We think it's a good choice because in other markets you have some providers that do their own technologies such as Google, Amazon and Microsoft. They really don't want to provide that technology to other service providers. We think that Huawei is really the most advanced technology partner we can find in the market that is really focused on IT cloud. The other European technology providers such as Ericsson AB (Nasdaq: ERIC) and Nokia Corp. (NYSE: NOK), are not focusing specifically on the public cloud area because they have other challenges and other key advantages in other markets.
TT: The advantage of the new managed cloud service is that you'll be able to do business around the world and you are no longer constrained to the 29 countries in your current footprint?
PL: The advantage of the public cloud is that you don't need to have a POP in each country. So the French and European customers that want to build their business in APAC can use this and then the next step would be to have a presence in the US to make sure that our western customers can rely on a seamless offering there. Next year we'll consider other geographies such as the Middle East and Western Africa, where we have a large presence.
TT: How do you provide visibility from the private infrastructure and connect that view to the public cloud infrastructure?
PL: Your question is really related to the hybrid cloud. The current situation is that a lot of people are talking about hybrid cloud, but in fact what is hybrid today? For some applications they are using private cloud and for some other application they are using public cloud. We have to create the right use cases where you really have a seamless offering between private and public clouds. The first use cases we're working on are kind of classic, but very important. One is related to backup and disaster recovery while the second is really about transferring your workload from the public cloud to your own private cloud for your own protection.
In our roadmap, we are looking at a unique cloud management platform that will give visibility into what is going on your private cloud and on your public cloud. We don't have a current offering because on the private cloud we come from a world where we are using more enterprise IT types of solutions and those types of tools are not totally adapted to manage the public cloud today.

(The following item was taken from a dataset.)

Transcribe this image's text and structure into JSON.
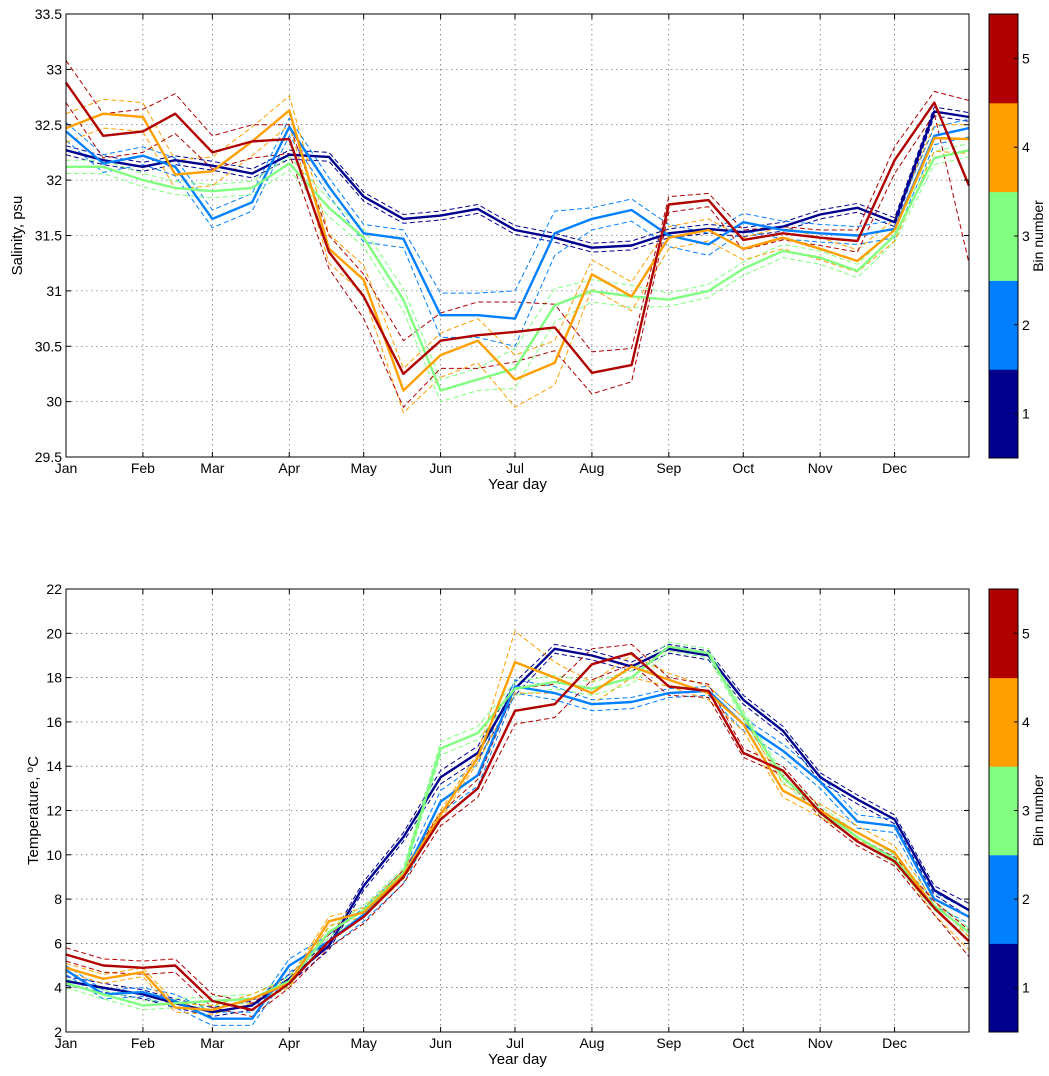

Creating a single cloud management platform is on our roadmap and it should be a key differentiator in the market for showing our customers a single view on what they have on both [public and private] sides.
TT: Is something like that available today by a vendor or another service provider?
PL: Frankly, we don't think on the market today that there is a disruptive technology like this. A lot of IT companies have tried to create this. Creating a cloud management platform-as-a-service, multi-tenant, multi-customer view on the public and private cloud will be disruptive. I hope that we will be one of the companies that does this, and whoever does this will have a real differentiator in the market.